0048: zest progress, zest ordering, wasm alignment, umbra papers, future of fast code, new internet, books, other stuff

Published 2024-08-31

zest progress

I've started working on the runtime. Many of the features of zest are going to be implemented by the runtime rather than by the compiler, but the runtime is itself written in zest. I'm slowly unpicking the dependency graph of features to make that work, so the last month saw a lot of tiny changes:

It's funny that printing manages to exercise so many language features. Ideally it will look something like:

print = (thing) {
  thing/repr-of/match(
    (u32) %print(thing),
    (i64) %print(thing),
    (string) {
      %print('\'')
      print-escaped(thing/bytes)
      %print('\'')
    },
    (struct[.._]) print-object(thing),
    (union[.._]) print-object(thing),
  )
}

print-escaped = (thing) {
  lo mut = 0
  hi mut = 0
  while true {
    if {hi >= thing/count} {
      %print(thing/slice(lo, hi))
      break
    } 
    thing/get(hi)/escaped/match(
      ([some: escaped]) {
        %print(thing/slice(lo, hi))
        %print(escaped(byte))
        hi@ += 1
        lo@ = hi
      }
      ([:none]) {
        hi@ += 1
      }
    }
  }
}

print-object = (thing) {
  %print('[')
  need-comma mut = false
  thing/each((k,v) {
    if need-comma %print(', ') else {}
    need-comma@ = true
    print(k)
    %print(': ')
    print(v)
  })
  %print(']')
}

But I don't yet have:

I started working on each but it tipped my annoyance with my ir over the fixit threshold.

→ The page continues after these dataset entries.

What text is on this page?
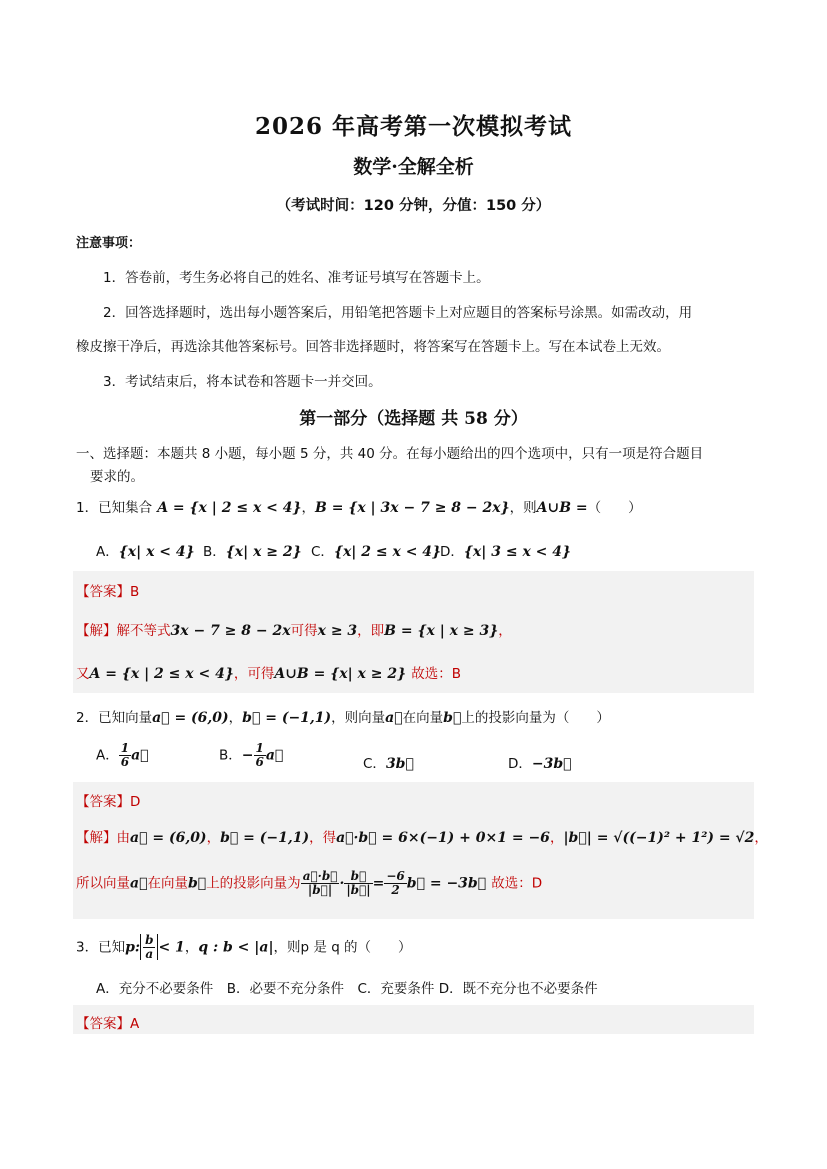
2026 年高考第一次模拟考试
数学·全解全析
（考试时间：120 分钟，分值：150 分）
注意事项：
1．答卷前，考生务必将自己的姓名、准考证号填写在答题卡上。
2．回答选择题时，选出每小题答案后，用铅笔把答题卡上对应题目的答案标号涂黑。如需改动，用
橡皮擦干净后，再选涂其他答案标号。回答非选择题时，将答案写在答题卡上。写在本试卷上无效。
3．考试结束后，将本试卷和答题卡一并交回。
第一部分（选择题 共 58 分）
一、选择题：本题共 8 小题，每小题 5 分，共 40 分。在每小题给出的四个选项中，只有一项是符合题目
要求的。
1．已知集合 A = {x | 2 ≤ x < 4}，B = {x | 3x − 7 ≥ 8 − 2x}，则A∪B =（　　）
A．{x| x < 4} B．{x| x ≥ 2} C．{x| 2 ≤ x < 4}
D．{x| 3 ≤ x < 4}
【答案】B
【解】解不等式3x − 7 ≥ 8 − 2x可得x ≥ 3，即B = {x | x ≥ 3}，
又A = {x | 2 ≤ x < 4}，可得A∪B = {x| x ≥ 2} 故选：B
2．已知向量a⃗ = (6,0)，b⃗ = (−1,1)，则向量a⃗在向量b⃗上的投影向量为（　　）
A． $\frac{1}{6}$ a⃗	B．− $\frac{1}{6}$ a⃗
C．3b⃗	D．−3b⃗
【答案】D
【解】由a⃗ = (6,0)，b⃗ = (−1,1)，得a⃗·b⃗ = 6×(−1) + 0×1 = −6，|b⃗| = √((−1)² + 1²) = √2，
所以向量a⃗在向量b⃗上的投影向量为 $\frac{a⃗\cdot b⃗}{|b⃗|} \cdot \frac{b⃗}{|b⃗|} = \frac{-6}{2}$ b⃗ = −3b⃗ 故选：D
3．已知p: $\frac{b}{a} < 1$，q : b < |a|，则p 是 q 的（　　）
A．充分不必要条件　B．必要不充分条件　C．充要条件 D．既不充分也不必要条件
【答案】A
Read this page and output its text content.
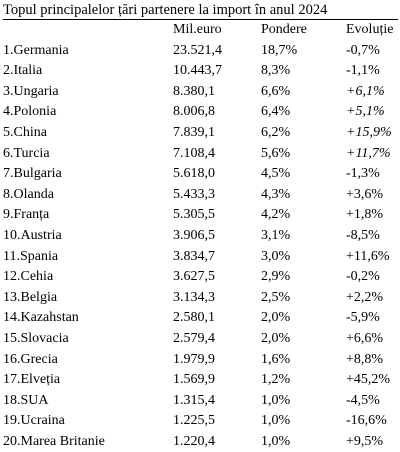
Topul principalelor țări partenere la import în anul 2024
	Mil.euro	Pondere	Evoluție
1.Germania	23.521,4	18,7%	-0,7%
2.Italia	10.443,7	8,3%	-1,1%
3.Ungaria	8.380,1	6,6%	+6,1%
4.Polonia	8.006,8	6,4%	+5,1%
5.China	7.839,1	6,2%	+15,9%
6.Turcia	7.108,4	5,6%	+11,7%
7.Bulgaria	5.618,0	4,5%	-1,3%
8.Olanda	5.433,3	4,3%	+3,6%
9.Franța	5.305,5	4,2%	+1,8%
10.Austria	3.906,5	3,1%	-8,5%
11.Spania	3.834,7	3,0%	+11,6%
12.Cehia	3.627,5	2,9%	-0,2%
13.Belgia	3.134,3	2,5%	+2,2%
14.Kazahstan	2.580,1	2,0%	-5,9%
15.Slovacia	2.579,4	2,0%	+6,6%
16.Grecia	1.979,9	1,6%	+8,8%
17.Elveția	1.569,9	1,2%	+45,2%
18.SUA	1.315,4	1,0%	-4,5%
19.Ucraina	1.225,5	1,0%	-16,6%
20.Marea Britanie	1.220,4	1,0%	+9,5%
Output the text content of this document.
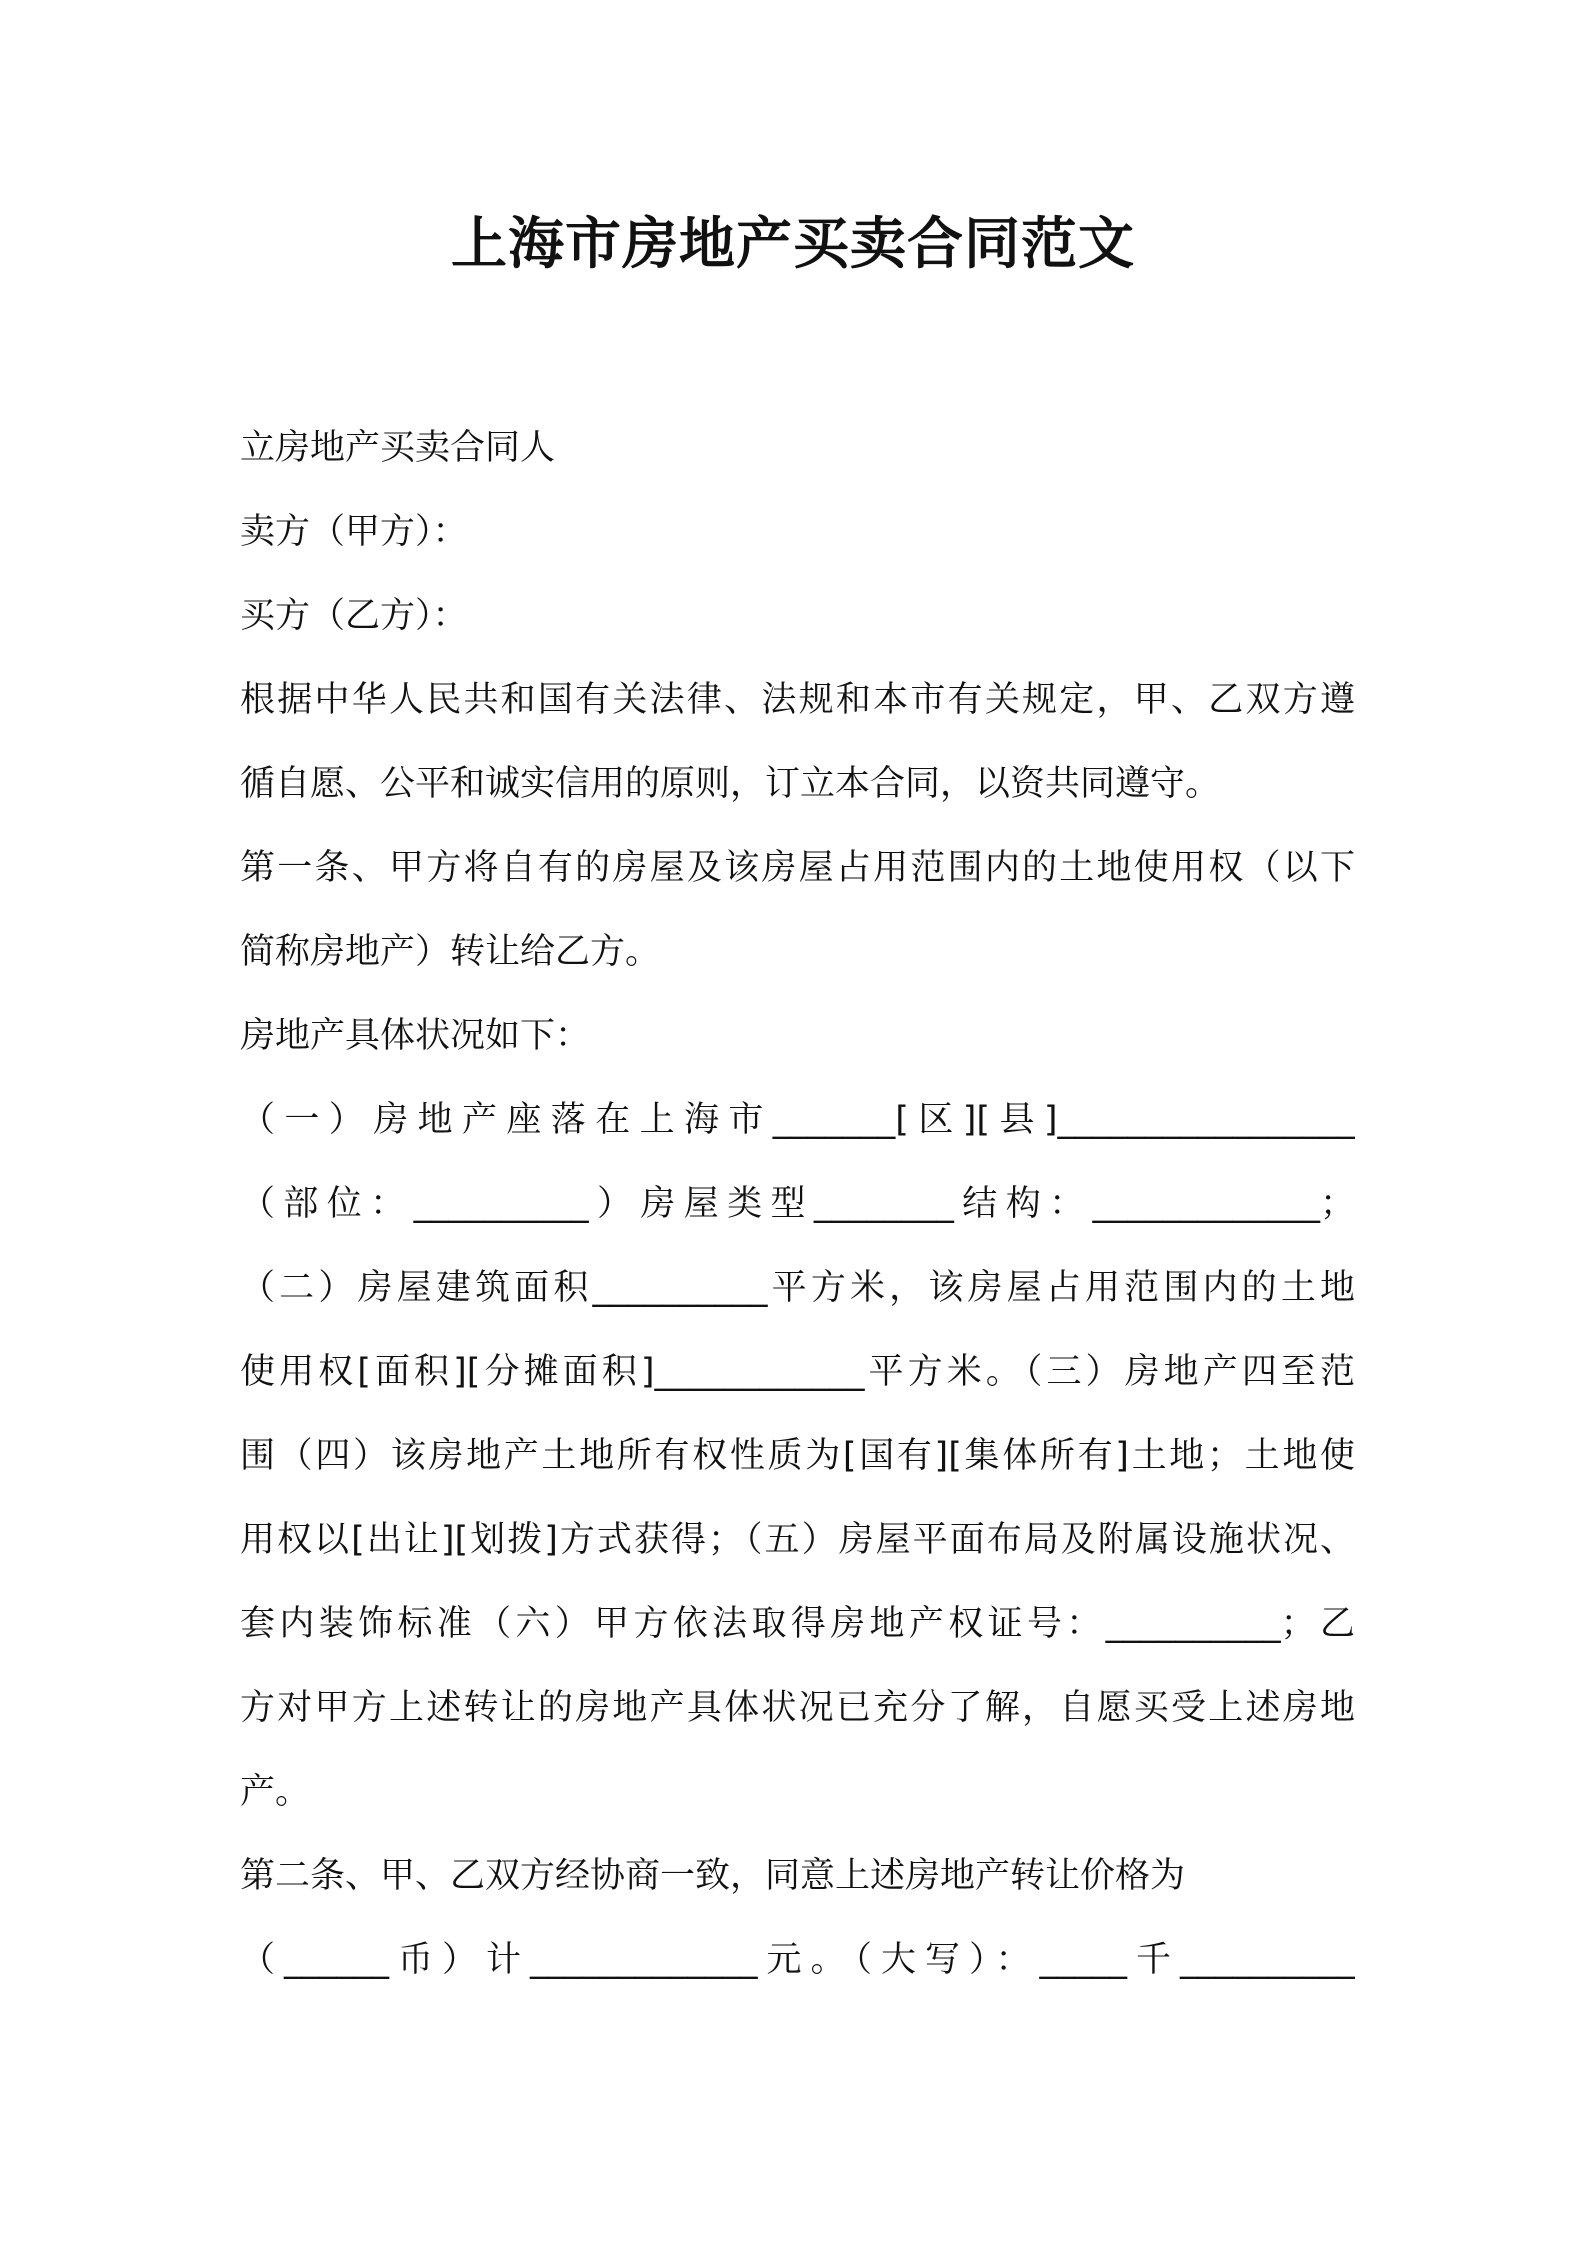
上海市房地产买卖合同范文
立房地产买卖合同人
卖方（甲方）：
买方（乙方）：
根据中华人民共和国有关法律、法规和本市有关规定，甲、乙双方遵
循自愿、公平和诚实信用的原则，订立本合同，以资共同遵守。
第一条、甲方将自有的房屋及该房屋占用范围内的土地使用权（以下
简称房地产）转让给乙方。
房地产具体状况如下：
（一）房地产座落在上海市_______[区][县]_________________
（部位：__________）房屋类型________结构：_____________；
（二）房屋建筑面积__________平方米，该房屋占用范围内的土地
使用权[面积][分摊面积]____________平方米。（三）房地产四至范
围（四）该房地产土地所有权性质为[国有][集体所有]土地；土地使
用权以[出让][划拨]方式获得；（五）房屋平面布局及附属设施状况、
套内装饰标准（六）甲方依法取得房地产权证号：__________；乙
方对甲方上述转让的房地产具体状况已充分了解，自愿买受上述房地
产。
第二条、甲、乙双方经协商一致，同意上述房地产转让价格为
（______币）计_____________元。（大写）：_____千__________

All the compiler passes want data in the ir to be on the branch begin tags, so that they can make good decisions about how to handle children. But the interpreter wants data on the branch end tags so it can operate as a pure stack machine.

Type inference is also currently written as a stack machine to avoid the possibility of stack overflows from deep call trees. But this is increasingly difficult to work with eg if I want to do bidirectional tpye inference then I need two more stacks for passing types downwards and sideways. I originally wrote the codegen in this style but after rewriting it in recursive style the code was much more readable and flexible and I immediately spotted several bugs.

So I have two changes planned:

  1. Store all ir in post-order (easier to generate and interpret), but convert to pre-order on the fly before the next pass (easier to process recursively). The conversion is extra work that I didn't need to do before, but it removes the need for the indirect trick that I was using in some passes and which has a similar cost.
  2. Require top-level functions to have type annotations. This means that type-inference doesn't have to descend recursively from caller to callee, but can instead just use the callee's type annotation when inferring the caller's body, and queue the callee's body for type checking later. Then the size of the inference call stack is bounded by the nesting depth of the source code rather than by the depth of the call-graph, leaving me free to use recursive functions in inference instead of manually converting to a stack machine.

I think that will all fit into september, and probably still leave time to keep chipping away at the feature list for the print function.

zest ordering

Zest has a split between data notation (numbers, strings, objects) and representation (u32, i64, utf8-string, struct, union, list, map). Objects are collections of key-value pairs. Structs, unions, lists, and maps are specialized representations of those objects. Eg lists can only represent objects where the keys are consecutive integers starting at 0.

One big design question is are objects ordered collections of key-value pairs or unordered collections of key-value pairs?

If order doesn't matter then we can choose the internal representation for structs that packs most efficiently. But the programmer can't control what order struct fields print in (because types are structural we can't store the field order in the type either, otherwise order would affect equality again).

If order doesn't matter than f([a: 0, b: 1]) and f([b: 1, a: 0]) generate the same specialization. If order does matter than those need to be two different specializations. But how often are struct types likely to collide like that?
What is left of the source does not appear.